First I will show that every closed equivalence relationship contains $P$.
Proof. Assume that $R\subseteq X\times X$ is a closed equivalence relationship. Consider the quotient space $X/R$. It is well known that it is Hausdorff ($X/{\sim}$ is Hausdorff if and only if $\sim$ is closed in $X \times X$). Now consider the projection
$$p:X\to X/R$$
$$p(x)=[x]$$
Since $X/R$ is Hausdorff then we can apply properties of $\pi$: there is a unique continuous map $\overline{p}:SX\to X/R$ such that $p(x)=\overline{p}(\pi(x))$. It follows that if $\pi(x)=\pi(x')$ then $p(x)=p(x')$. In other words if $(x,x')\in P$ then $(x,x')\in R$. Which is what we wanted to prove. $\Box$
Now we will show that $P$ itself is closed.

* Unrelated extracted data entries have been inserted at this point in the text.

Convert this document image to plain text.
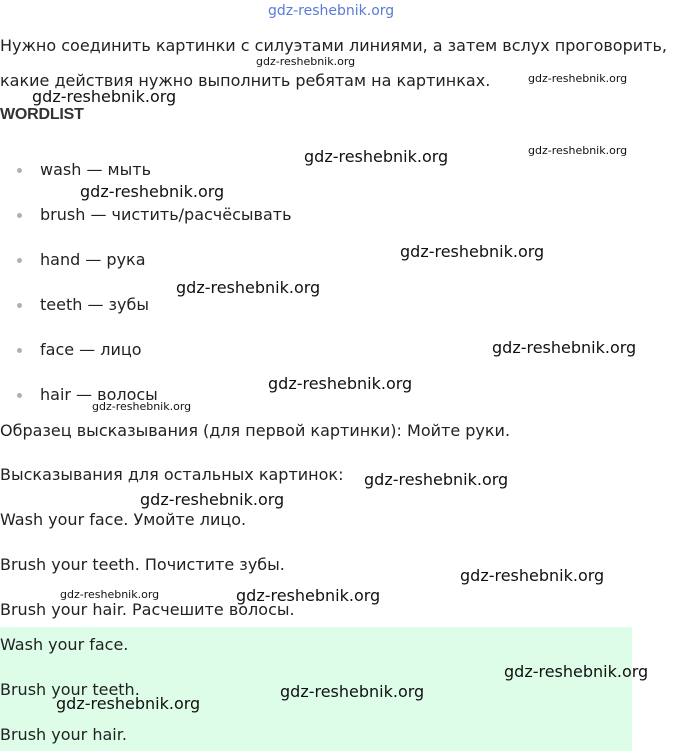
gdz-reshebnik.org
Нужно соединить картинки с силуэтами линиями, а затем вслух проговорить,
какие действия нужно выполнить ребятам на картинках.
WORDLIST
wash — мыть
brush — чистить/расчёсывать
hand — рука
teeth — зубы
face — лицо
hair — волосы
Образец высказывания (для первой картинки): Мойте руки.
Высказывания для остальных картинок:
Wash your face. Умойте лицо.
Brush your teeth. Почистите зубы.
Brush your hair. Расчешите волосы.
Wash your face.
Brush your teeth.
Brush your hair.
gdz-reshebnik.org
gdz-reshebnik.org
gdz-reshebnik.org
gdz-reshebnik.org	gdz-reshebnik.org
gdz-reshebnik.org
gdz-reshebnik.org
gdz-reshebnik.org
gdz-reshebnik.org
gdz-reshebnik.org
gdz-reshebnik.org
gdz-reshebnik.org
gdz-reshebnik.org
gdz-reshebnik.org
gdz-reshebnik.org	gdz-reshebnik.org
gdz-reshebnik.org
gdz-reshebnik.org
gdz-reshebnik.org
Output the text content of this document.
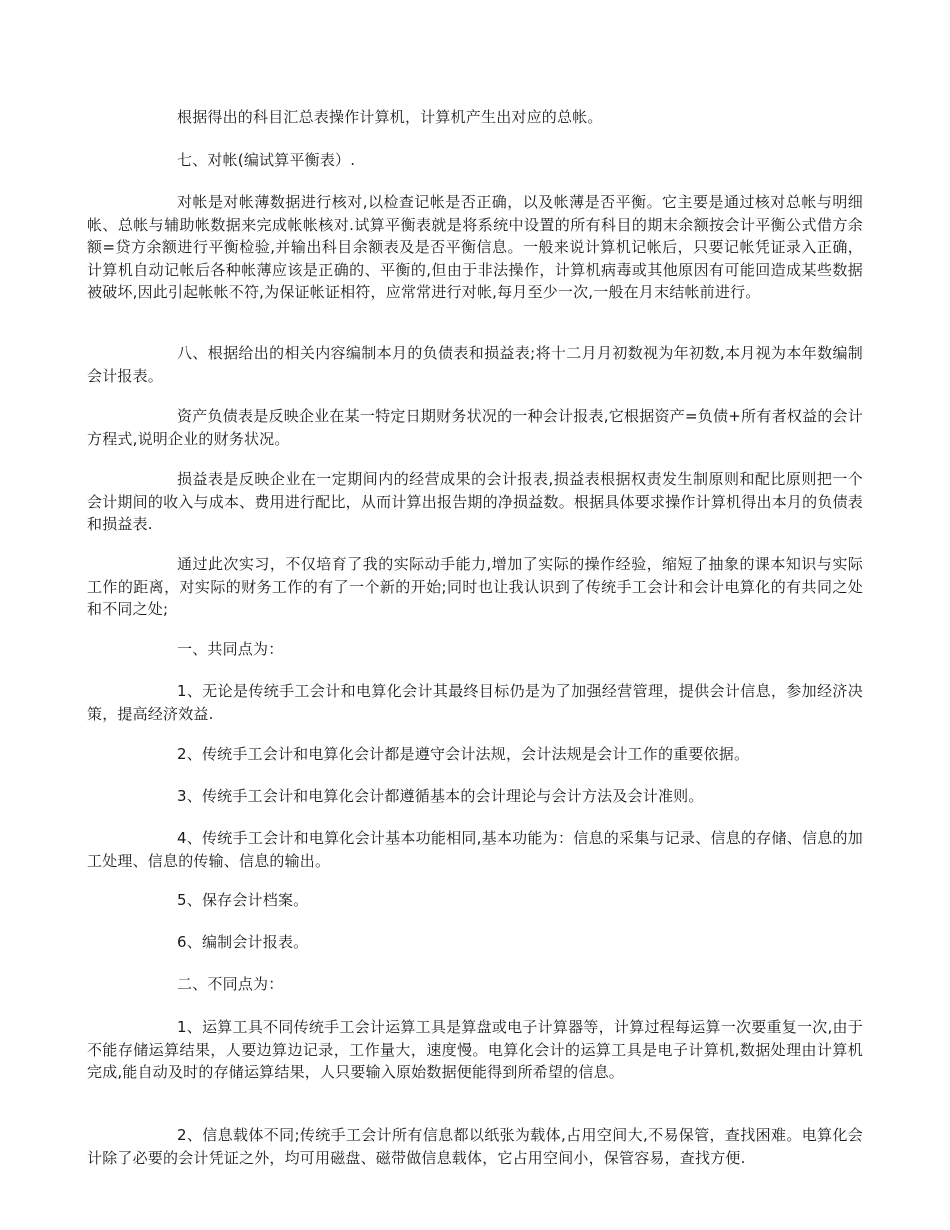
根据得出的科目汇总表操作计算机，计算机产生出对应的总帐。

七、对帐(编试算平衡表）.

对帐是对帐薄数据进行核对,以检查记帐是否正确，以及帐薄是否平衡。它主要是通过核对总帐与明细帐、总帐与辅助帐数据来完成帐帐核对.试算平衡表就是将系统中设置的所有科目的期末余额按会计平衡公式借方余额=贷方余额进行平衡检验,并输出科目余额表及是否平衡信息。一般来说计算机记帐后，只要记帐凭证录入正确，计算机自动记帐后各种帐薄应该是正确的、平衡的,但由于非法操作，计算机病毒或其他原因有可能回造成某些数据被破坏,因此引起帐帐不符,为保证帐证相符，应常常进行对帐,每月至少一次,一般在月末结帐前进行。

八、根据给出的相关内容编制本月的负债表和损益表;将十二月月初数视为年初数,本月视为本年数编制会计报表。

资产负债表是反映企业在某一特定日期财务状况的一种会计报表,它根据资产=负债+所有者权益的会计方程式,说明企业的财务状况。

损益表是反映企业在一定期间内的经营成果的会计报表,损益表根据权责发生制原则和配比原则把一个会计期间的收入与成本、费用进行配比，从而计算出报告期的净损益数。根据具体要求操作计算机得出本月的负债表和损益表.

通过此次实习，不仅培育了我的实际动手能力,增加了实际的操作经验，缩短了抽象的课本知识与实际工作的距离，对实际的财务工作的有了一个新的开始;同时也让我认识到了传统手工会计和会计电算化的有共同之处和不同之处;

一、共同点为：

1、无论是传统手工会计和电算化会计其最终目标仍是为了加强经营管理，提供会计信息，参加经济决策，提高经济效益.

2、传统手工会计和电算化会计都是遵守会计法规，会计法规是会计工作的重要依据。

3、传统手工会计和电算化会计都遵循基本的会计理论与会计方法及会计准则。

4、传统手工会计和电算化会计基本功能相同,基本功能为：信息的采集与记录、信息的存储、信息的加工处理、信息的传输、信息的输出。

5、保存会计档案。

6、编制会计报表。

二、不同点为：

1、运算工具不同传统手工会计运算工具是算盘或电子计算器等，计算过程每运算一次要重复一次,由于不能存储运算结果，人要边算边记录，工作量大，速度慢。电算化会计的运算工具是电子计算机,数据处理由计算机完成,能自动及时的存储运算结果，人只要输入原始数据便能得到所希望的信息。

2、信息载体不同;传统手工会计所有信息都以纸张为载体,占用空间大,不易保管，查找困难。电算化会计除了必要的会计凭证之外，均可用磁盘、磁带做信息载体，它占用空间小，保管容易，查找方便.
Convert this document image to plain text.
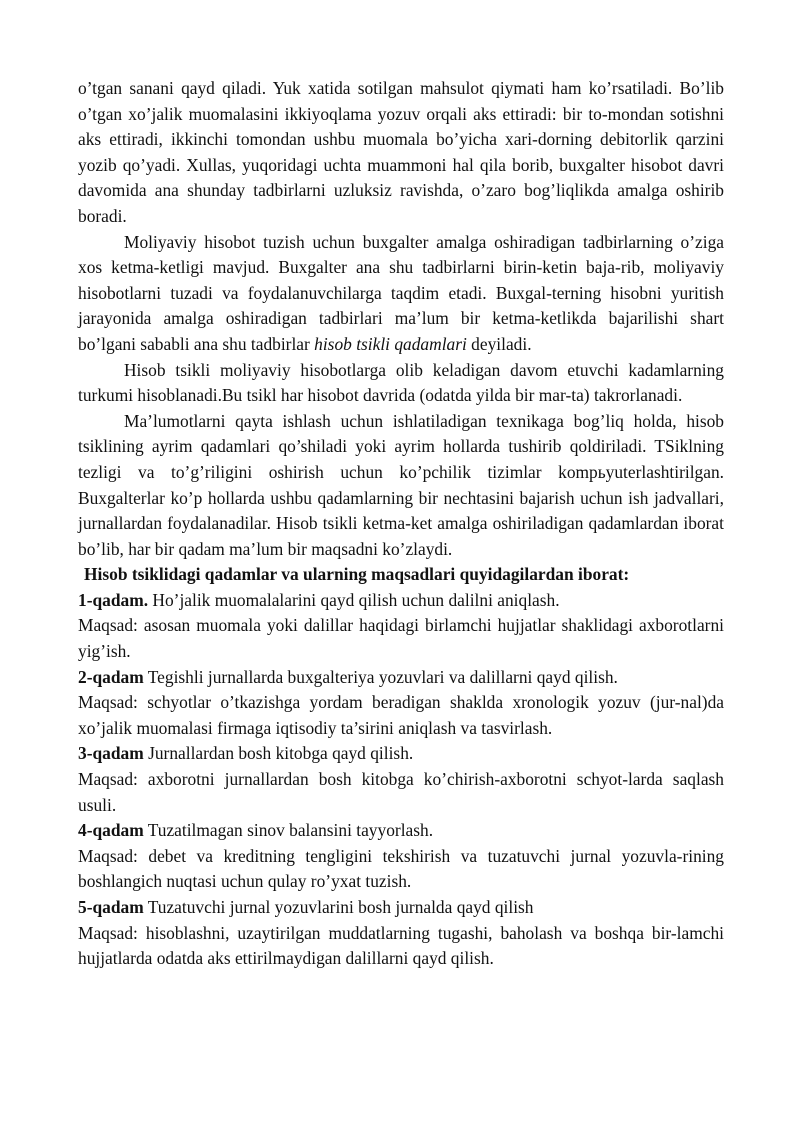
o’tgan sanani qayd qiladi. Yuk xatida sotilgan mahsulot qiymati ham ko’rsatiladi. Bo’lib o’tgan xo’jalik muomalasini ikkiyoqlama yozuv orqali aks ettiradi: bir to-mondan sotishni aks ettiradi, ikkinchi tomondan ushbu muomala bo’yicha xari-dorning debitorlik qarzini yozib qo’yadi. Xullas, yuqoridagi uchta muammoni hal qila borib, buxgalter hisobot davri davomida ana shunday tadbirlarni uzluksiz ravishda, o’zaro bog’liqlikda amalga oshirib boradi.

Moliyaviy hisobot tuzish uchun buxgalter amalga oshiradigan tadbirlarning o’ziga xos ketma-ketligi mavjud. Buxgalter ana shu tadbirlarni birin-ketin baja-rib, moliyaviy hisobotlarni tuzadi va foydalanuvchilarga taqdim etadi. Buxgal-terning hisobni yuritish jarayonida amalga oshiradigan tadbirlari ma’lum bir ketma-ketlikda bajarilishi shart bo’lgani sababli ana shu tadbirlar hisob tsikli qadamlari deyiladi.

Hisob tsikli moliyaviy hisobotlarga olib keladigan davom etuvchi kadamlarning turkumi hisoblanadi.Bu tsikl har hisobot davrida (odatda yilda bir mar-ta) takrorlanadi.

Ma’lumotlarni qayta ishlash uchun ishlatiladigan texnikaga bog’liq holda, hisob tsiklining ayrim qadamlari qo’shiladi yoki ayrim hollarda tushirib qoldiriladi. TSiklning tezligi va to’g’riligini oshirish uchun ko’pchilik tizimlar kompьyuterlashtirilgan. Buxgalterlar ko’p hollarda ushbu qadamlarning bir nechtasini bajarish uchun ish jadvallari, jurnallardan foydalanadilar. Hisob tsikli ketma-ket amalga oshiriladigan qadamlardan iborat bo’lib, har bir qadam ma’lum bir maqsadni ko’zlaydi.

Hisob tsiklidagi qadamlar va ularning maqsadlari quyidagilardan iborat:

1-qadam. Ho’jalik muomalalarini qayd qilish uchun dalilni aniqlash.

Maqsad: asosan muomala yoki dalillar haqidagi birlamchi hujjatlar shaklidagi axborotlarni yig’ish.

2-qadam Tegishli jurnallarda buxgalteriya yozuvlari va dalillarni qayd qilish.

Maqsad: schyotlar o’tkazishga yordam beradigan shaklda xronologik yozuv (jur-nal)da xo’jalik muomalasi firmaga iqtisodiy ta’sirini aniqlash va tasvirlash.

3-qadam Jurnallardan bosh kitobga qayd qilish.

Maqsad: axborotni jurnallardan bosh kitobga ko’chirish-axborotni schyot-larda saqlash usuli.

4-qadam Tuzatilmagan sinov balansini tayyorlash.

Maqsad: debet va kreditning tengligini tekshirish va tuzatuvchi jurnal yozuvla-rining boshlangich nuqtasi uchun qulay ro’yxat tuzish.

5-qadam Tuzatuvchi jurnal yozuvlarini bosh jurnalda qayd qilish

Maqsad: hisoblashni, uzaytirilgan muddatlarning tugashi, baholash va boshqa bir-lamchi hujjatlarda odatda aks ettirilmaydigan dalillarni qayd qilish.
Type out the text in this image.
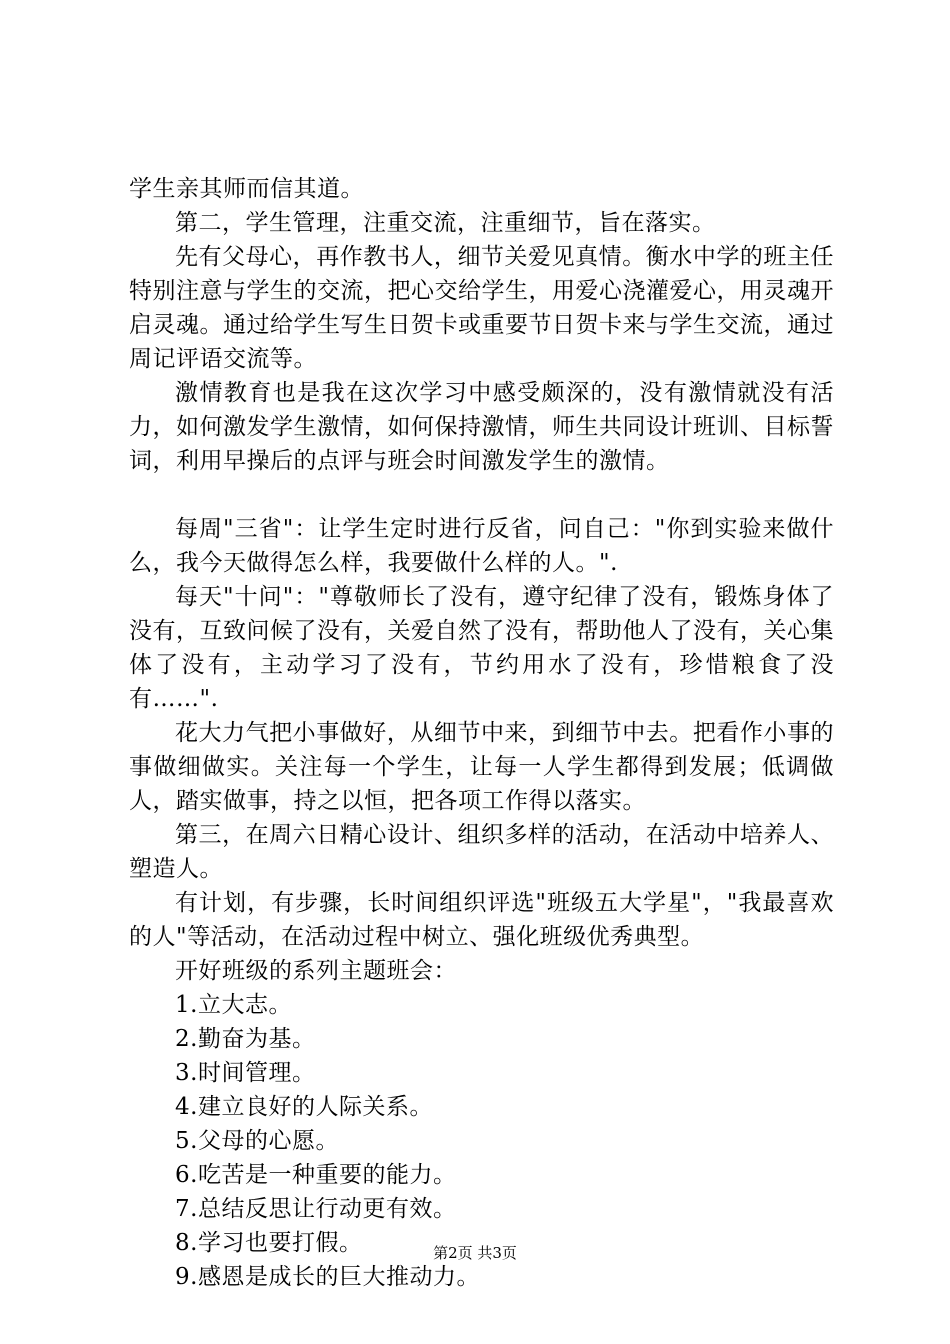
学生亲其师而信其道。

第二，学生管理，注重交流，注重细节，旨在落实。

先有父母心，再作教书人，细节关爱见真情。衡水中学的班主任特别注意与学生的交流，把心交给学生，用爱心浇灌爱心，用灵魂开启灵魂。通过给学生写生日贺卡或重要节日贺卡来与学生交流，通过周记评语交流等。

激情教育也是我在这次学习中感受颇深的，没有激情就没有活力，如何激发学生激情，如何保持激情，师生共同设计班训、目标誓词，利用早操后的点评与班会时间激发学生的激情。

每周"三省"：让学生定时进行反省，问自己："你到实验来做什么，我今天做得怎么样，我要做什么样的人。".

每天"十问"："尊敬师长了没有，遵守纪律了没有，锻炼身体了没有，互致问候了没有，关爱自然了没有，帮助他人了没有，关心集体了没有，主动学习了没有，节约用水了没有，珍惜粮食了没有……".

花大力气把小事做好，从细节中来，到细节中去。把看作小事的事做细做实。关注每一个学生，让每一人学生都得到发展；低调做人，踏实做事，持之以恒，把各项工作得以落实。

第三，在周六日精心设计、组织多样的活动，在活动中培养人、塑造人。

有计划，有步骤，长时间组织评选"班级五大学星"，"我最喜欢的人"等活动，在活动过程中树立、强化班级优秀典型。

开好班级的系列主题班会：

1.立大志。

2.勤奋为基。

3.时间管理。

4.建立良好的人际关系。

5.父母的心愿。

6.吃苦是一种重要的能力。

7.总结反思让行动更有效。

8.学习也要打假。

9.感恩是成长的巨大推动力。

第2页 共3页
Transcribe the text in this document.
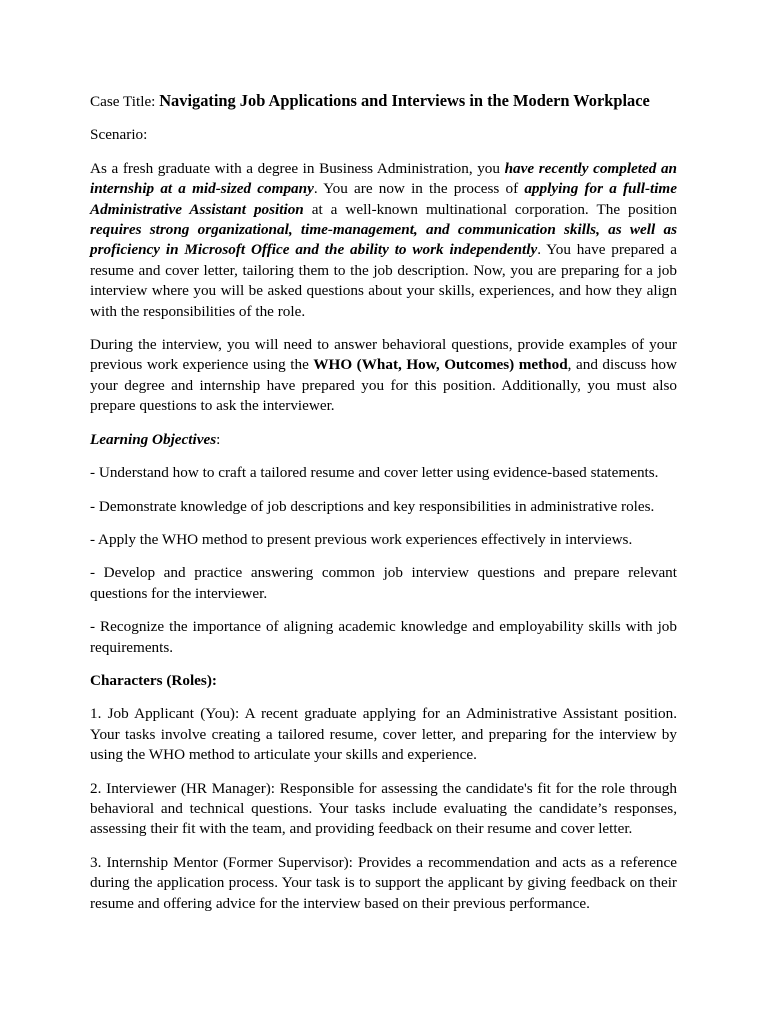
Case Title: Navigating Job Applications and Interviews in the Modern Workplace

Scenario:

As a fresh graduate with a degree in Business Administration, you have recently completed an internship at a mid-sized company. You are now in the process of applying for a full-time Administrative Assistant position at a well-known multinational corporation. The position requires strong organizational, time-management, and communication skills, as well as proficiency in Microsoft Office and the ability to work independently. You have prepared a resume and cover letter, tailoring them to the job description. Now, you are preparing for a job interview where you will be asked questions about your skills, experiences, and how they align with the responsibilities of the role.

During the interview, you will need to answer behavioral questions, provide examples of your previous work experience using the WHO (What, How, Outcomes) method, and discuss how your degree and internship have prepared you for this position. Additionally, you must also prepare questions to ask the interviewer.

Learning Objectives:

- Understand how to craft a tailored resume and cover letter using evidence-based statements.

- Demonstrate knowledge of job descriptions and key responsibilities in administrative roles.

- Apply the WHO method to present previous work experiences effectively in interviews.

- Develop and practice answering common job interview questions and prepare relevant questions for the interviewer.

- Recognize the importance of aligning academic knowledge and employability skills with job requirements.

Characters (Roles):

1. Job Applicant (You): A recent graduate applying for an Administrative Assistant position. Your tasks involve creating a tailored resume, cover letter, and preparing for the interview by using the WHO method to articulate your skills and experience.

2. Interviewer (HR Manager): Responsible for assessing the candidate's fit for the role through behavioral and technical questions. Your tasks include evaluating the candidate’s responses, assessing their fit with the team, and providing feedback on their resume and cover letter.

3. Internship Mentor (Former Supervisor): Provides a recommendation and acts as a reference during the application process. Your task is to support the applicant by giving feedback on their resume and offering advice for the interview based on their previous performance.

Proof. Assume that $(u,v)\in (X\times X)\backslash P$. In particular $\pi(u)\neq \pi(v)$ and since $SX$ is Hausdorff then there are two open, disjoint neighbourhoods $U$ of $\pi(u)$ and $V$ of $\pi(v)$ in $SX$. Since these are disjoint then so are $\pi^{-1}(U)$ and $\pi^{-1}(V)$, and in fact $\pi(x)\neq \pi(y)$ for $x\in \pi^{-1}(U)$ and $y\in \pi^{-1}(V)$. This shows that $\pi^{-1}(U)\times \pi^{-1}(V)$ is an open neighbourhood of $(u,v)$ disjoint from $P$. By the arbitrary choice of $(u,v)$ we conclude that $(X\times X)\backslash P$ is open, and so $P$ is closed. $\Box$
Now since $P$ is closed and contains every other closed equivalence relationship, then $P$ has to be the smallest one among them.
Note that $X$ being compact is irrelevant in all of this.